El impudor con el que el productor se exhibe durante los seis capítulos de la serie no es sin embargo del todo arbitrario. Santaolalla no sólo produjo en México, Uruguay, Chile, Colombia y Argentina un número diverso y apabullante de grupos y solistas que cambiaron la historia del rock en español, sino que fue el primero que, en la siempre europea Argentina, se atrevió a mirar hacia el folclore latinoamericano. Un folclore que vivió, en el mismo tiempo en que nacía el rock en español, un momento de efervescencia y creatividad sin igual. Un movimiento que en muchos países latinoamericanos (menos justamente los del Río de la Plata) se llevó lo mejor de la energía, la rebeldía y el talento de la generación de Jim Morrison, Janis Joplin y Mick Jagger. Generación que es también la generación de Víctor Jara, que produjo un terremoto en el neofolclore al permitir guitarras eléctricas en su canción El derecho a vivir en paz. Mismo terremoto que produjo Mercedes Sosa cuando introdujo en su repertorio canciones de Sui Generis y luego Charly García en solitario y Fito Páez y David Lebón y un largo etcétera.

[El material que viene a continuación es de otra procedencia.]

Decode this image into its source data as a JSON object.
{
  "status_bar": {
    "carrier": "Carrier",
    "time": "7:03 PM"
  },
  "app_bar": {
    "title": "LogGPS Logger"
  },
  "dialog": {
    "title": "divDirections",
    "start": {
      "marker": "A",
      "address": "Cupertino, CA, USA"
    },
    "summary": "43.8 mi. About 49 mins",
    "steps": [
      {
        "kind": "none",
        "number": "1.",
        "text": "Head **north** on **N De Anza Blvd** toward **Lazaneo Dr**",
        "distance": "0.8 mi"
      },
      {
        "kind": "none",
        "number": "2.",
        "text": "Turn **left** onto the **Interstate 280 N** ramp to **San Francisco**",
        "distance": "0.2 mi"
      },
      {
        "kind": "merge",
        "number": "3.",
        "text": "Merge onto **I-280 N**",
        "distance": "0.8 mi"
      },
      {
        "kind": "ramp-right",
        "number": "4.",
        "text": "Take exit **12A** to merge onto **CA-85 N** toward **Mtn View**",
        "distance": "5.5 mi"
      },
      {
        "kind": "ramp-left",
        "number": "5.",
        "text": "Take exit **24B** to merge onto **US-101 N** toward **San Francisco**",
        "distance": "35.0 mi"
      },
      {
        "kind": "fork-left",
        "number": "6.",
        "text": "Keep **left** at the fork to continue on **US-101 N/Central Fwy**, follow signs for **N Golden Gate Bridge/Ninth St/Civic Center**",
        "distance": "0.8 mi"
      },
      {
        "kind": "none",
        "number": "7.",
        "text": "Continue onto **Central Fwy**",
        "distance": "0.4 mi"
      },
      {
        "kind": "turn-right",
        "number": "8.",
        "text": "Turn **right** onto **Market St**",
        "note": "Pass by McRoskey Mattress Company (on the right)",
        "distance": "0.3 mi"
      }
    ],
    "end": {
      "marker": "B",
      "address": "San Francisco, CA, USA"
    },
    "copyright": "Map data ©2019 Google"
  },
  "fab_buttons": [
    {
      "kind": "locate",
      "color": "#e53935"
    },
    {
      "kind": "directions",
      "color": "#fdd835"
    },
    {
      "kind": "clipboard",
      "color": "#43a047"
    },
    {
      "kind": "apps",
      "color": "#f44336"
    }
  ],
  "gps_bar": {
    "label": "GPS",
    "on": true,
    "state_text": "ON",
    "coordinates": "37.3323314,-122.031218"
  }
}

El documental busca en la política el hilo narrativo que tradiciones musicales tan distintas entre sí difícilmente pueden proveer. El rock es así en Rompan todo el catalizador de una juventud rebelde reprimida una y otra vez por las dictaduras cívico-militares que asolaron el continente en los setenta y ochenta. Lo que el documental sugiere, pero no cuenta del todo nunca, es cómo muchas de esas dictaduras dejaron pasar en la radio, la televisión y los escenarios a muchos de estos grupos de rock pensando que con eso alejarían a la juventud de los ponchos negros y las zampoñas que temían como la peste. Eso, por cierto, no quita que Los Prisioneros en Chile y Serú Girán en Argentina usaron este espacio para decir todo lo que no se podía decir.

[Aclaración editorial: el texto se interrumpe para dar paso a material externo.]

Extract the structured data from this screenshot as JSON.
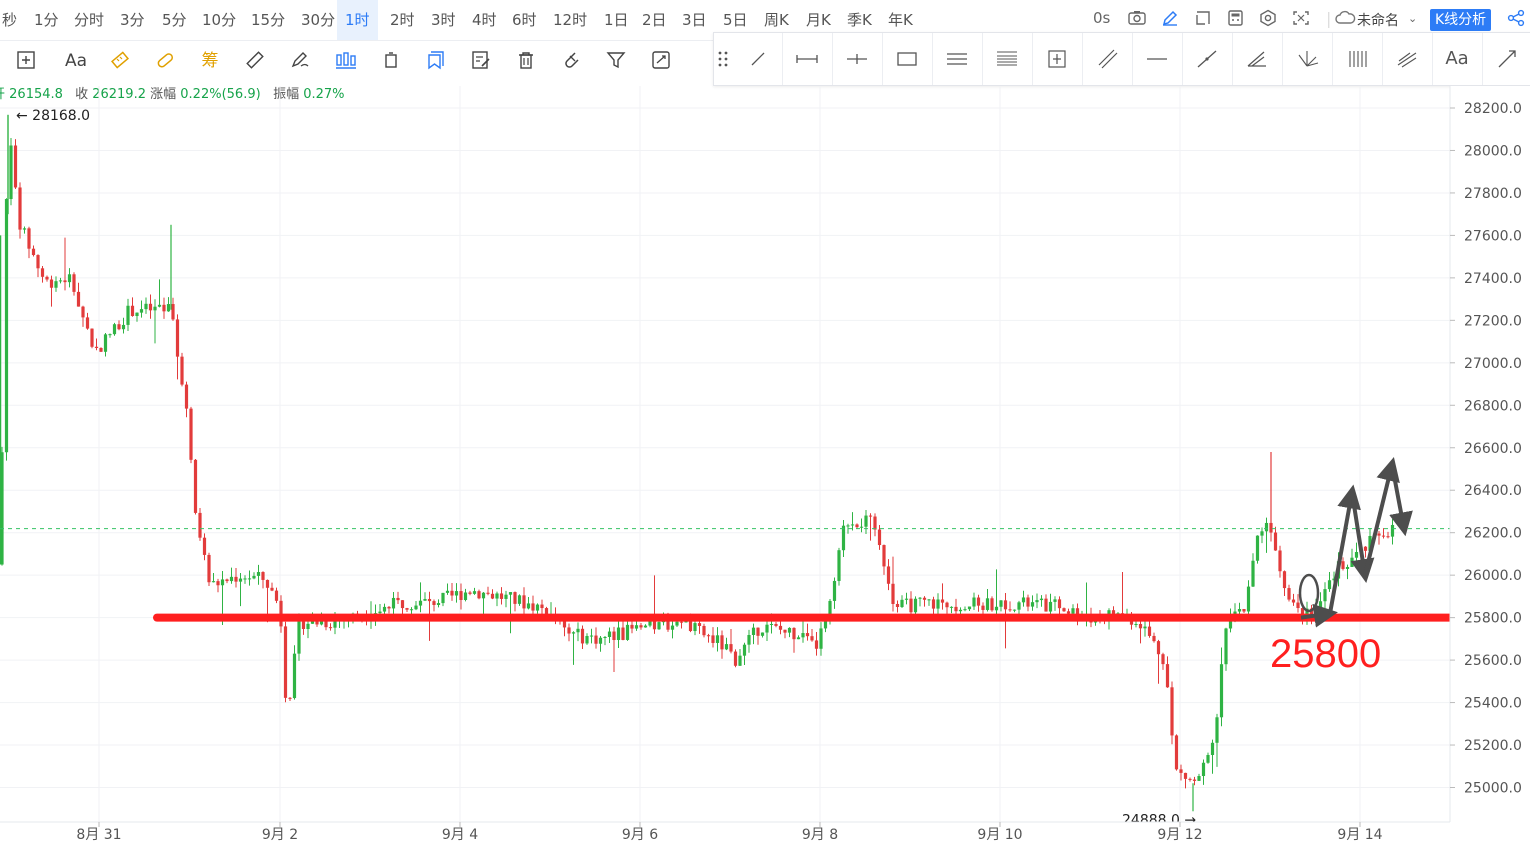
{
  "timeframes": [
    "秒",
    "1分",
    "分时",
    "3分",
    "5分",
    "10分",
    "15分",
    "30分",
    "1时",
    "2时",
    "3时",
    "4时",
    "6时",
    "12时",
    "1日",
    "2日",
    "3日",
    "5日",
    "周K",
    "月K",
    "季K",
    "年K"
  ],
  "active_timeframe": "1时",
  "top_right": {
    "countdown": "0s",
    "layout_name": "未命名",
    "analysis_label": "K线分析"
  },
  "info": {
    "open_label": "开",
    "open_value": "26154.8",
    "close_label": "收",
    "close_value": "26219.2",
    "change_label": "涨幅",
    "change_value": "0.22%(56.9)",
    "amplitude_label": "振幅",
    "amplitude_value": "0.27%"
  },
  "drawing_tools": [
    "trend-line",
    "horizontal-ray",
    "cross-line",
    "rectangle",
    "parallel-channel",
    "fibonacci",
    "measure",
    "price-range",
    "horizontal-segment",
    "extended-line",
    "angle-line",
    "fan-line",
    "gann-grid",
    "pitchfork",
    "text",
    "arrow-line"
  ],
  "colors": {
    "up": "#2fb344",
    "down": "#e23b3b",
    "support": "#ff1f1f",
    "annotation": "#4d4d4d",
    "price_tag": "#34c263"
  },
  "chart_data": {
    "type": "candlestick",
    "y_ticks": [
      "28200.0",
      "28000.0",
      "27800.0",
      "27600.0",
      "27400.0",
      "27200.0",
      "27000.0",
      "26800.0",
      "26600.0",
      "26400.0",
      "26200.0",
      "26000.0",
      "25800.0",
      "25600.0",
      "25400.0",
      "25200.0",
      "25000.0"
    ],
    "ylim": [
      24860,
      28210
    ],
    "x_ticks": [
      "8月 31",
      "9月 2",
      "9月 4",
      "9月 6",
      "9月 8",
      "9月 10",
      "9月 12",
      "9月 14"
    ],
    "last_price": "26219.2",
    "high_marker": "28168.0",
    "low_marker": "24888.0",
    "support_level": 25800,
    "support_label": "25800",
    "price_path": [
      [
        0,
        26050
      ],
      [
        8,
        28168
      ],
      [
        20,
        27650
      ],
      [
        45,
        27380
      ],
      [
        70,
        27400
      ],
      [
        95,
        27050
      ],
      [
        130,
        27250
      ],
      [
        170,
        27250
      ],
      [
        185,
        26850
      ],
      [
        195,
        26300
      ],
      [
        210,
        25950
      ],
      [
        240,
        26000
      ],
      [
        265,
        25980
      ],
      [
        280,
        25850
      ],
      [
        287,
        25350
      ],
      [
        300,
        25780
      ],
      [
        330,
        25780
      ],
      [
        370,
        25820
      ],
      [
        400,
        25870
      ],
      [
        440,
        25880
      ],
      [
        470,
        25930
      ],
      [
        500,
        25900
      ],
      [
        540,
        25850
      ],
      [
        570,
        25720
      ],
      [
        600,
        25700
      ],
      [
        640,
        25750
      ],
      [
        680,
        25780
      ],
      [
        720,
        25680
      ],
      [
        735,
        25600
      ],
      [
        760,
        25760
      ],
      [
        800,
        25720
      ],
      [
        815,
        25650
      ],
      [
        830,
        25850
      ],
      [
        845,
        26250
      ],
      [
        870,
        26250
      ],
      [
        885,
        26050
      ],
      [
        895,
        25850
      ],
      [
        930,
        25870
      ],
      [
        970,
        25860
      ],
      [
        1010,
        25870
      ],
      [
        1060,
        25850
      ],
      [
        1090,
        25800
      ],
      [
        1115,
        25820
      ],
      [
        1140,
        25780
      ],
      [
        1165,
        25600
      ],
      [
        1175,
        25080
      ],
      [
        1195,
        25020
      ],
      [
        1215,
        25200
      ],
      [
        1225,
        25750
      ],
      [
        1245,
        25850
      ],
      [
        1255,
        26150
      ],
      [
        1270,
        26250
      ],
      [
        1285,
        25950
      ],
      [
        1300,
        25830
      ],
      [
        1320,
        25860
      ],
      [
        1340,
        26050
      ],
      [
        1360,
        26100
      ],
      [
        1380,
        26200
      ],
      [
        1395,
        26219
      ]
    ],
    "annotation_zigzag": [
      [
        1301,
        25800
      ],
      [
        1330,
        25820
      ],
      [
        1352,
        26390
      ],
      [
        1365,
        26000
      ],
      [
        1392,
        26520
      ],
      [
        1404,
        26220
      ]
    ]
  }
}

El rock fue el canto de una juventud oprimida, pero no dejó de ser considerado también como una invasión imperialista que obligaba a los jóvenes a adoptar las modas, las drogas y los peinados del gran país del norte. Faltan en el documental de Netflix muchos países y tradiciones (por ejemplo, el rock de la movida española), pero el gran ausente de Rompan todo es Estados Unidos, país en el que triunfa Gustavo Santaolalla. País desde donde se transmitía MTV, factor esencial en la internacionalización del rock en español. País de las transnacionales del disco que cual rey Midas convirtieron en oro, o más bien en dólares, a oscuros cantantes y grupos underground que sin dejar de insultar a los ejecutivos de las disqueras viajaban en sus limusinas.

El rock en español conoció su apogeo cuando la economía se abrió en los noventa, y uno a uno los países latinoamericanos empezaron a delirar en dólares. No dejó de ironizar con esa locura y de mostrar la otra cara de la Latinoamérica privatizada y globalizada. Su destino se vio sin embargo anclado a ese terrible sueño. Reventada la burbuja de los Menem y los Salinas de Gortari, el rock dejó los aviones y los estadios que se tomaron los reguetoneros y los traperos, que poco tienen que ver con la aventura de expandir las palabras como hacía Luis Alberto Spinetta, de explorar los ritmos como Café Tacuba, de llegar al corazón del volcán como los Caifanes, o lanzarse del último piso de los hoteles sin romperse un hueso como lo hacía Charly García.

Rebelión e industria. Capitalismo y revolución. Folclore de la gran ciudad, lo que hizo del rock la música del siglo XX fue el cúmulo de sus contradicciones tan excitantes como insalvables. Contradicciones que se parecen a la de los que oyen esa música tan adictiva como las drogas y el sexo que solía acompañarlas. El rock fue una rebeldía que ayudó a varias generaciones a ajustarse y comprenderse en una sociedad de consumo en que sonidos, imágenes y alimento llegan procesados por la industria. Rompan todo tiene la virtud de sugerir todas esas contradicciones, es tarea de otros explorar los recovecos de esa manera de pensar con el cuerpo que se llamó alguna vez rock and roll.